Secondary models predicting 10-, 30- and 100-day increased care status are detailed in Supplementary Table 3. The overall percentage correctly classified by each model was 90.3, 77.9 and 90.2%, respectively. Classification rates and model performance statistics are presented in Table 3. All leave-one-out cross-validation results were within the 95% CI range estimated using the original development sample (see Supplementary Table 4). ROC curves for secondary models predicting increased care status are presented in Fig. 1.

Table 3.

Classification rates and performance of models predicting 10-, 30- and 100-day increased care status in sCJD patients with lower care status at baseline (N = 113)

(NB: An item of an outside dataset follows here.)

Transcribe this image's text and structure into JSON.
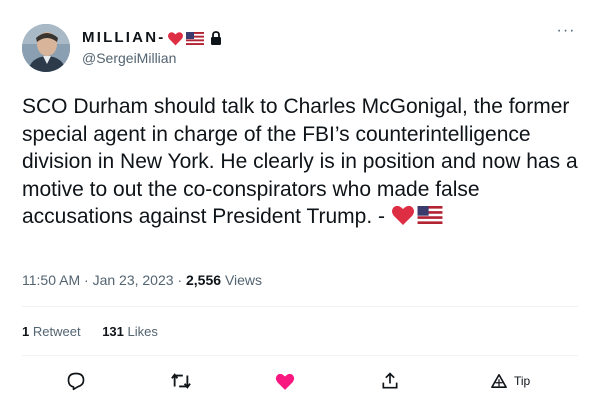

Progression to increased care status within three time-points
10 days 30 days 100 days
True-positive 10 (8.9%) 42 (37.2%) 84 (74.3%)
False-positive 1 (0.8%) 12 (10.6%) 7 (6.2%)
True-negative 92 (81.4%) 46 (40.7%) 18 (15.9%)
False-negative 10 (8.9%) 13 (11.5%) 4 (3.5%)
Area under the curve (95% CI) 0.87 (0.78–0.95) 0.87 (0.81–0.93) 0.95 (0.90–1.00)
Sensitivity (95% CI)a 50.0% (27.2–72.8) 76.4% (63.0–86.8) 95.5% (88.8–98.7)
Specificity (95% CI)a 98.9% (94.2–100.0) 79.3% (66.6–88.8) 72.0% (50.6–87.9)
PPV (95% CI)a 90.9% (58.7–99.8) 77.8% (64.4–88.0) 92.3% (84.8–96.9)
NPV (95% CI)a 90.2% (82.7–95.2) 78.0% (65.3–87.7) 81.8% (59.7–94.8)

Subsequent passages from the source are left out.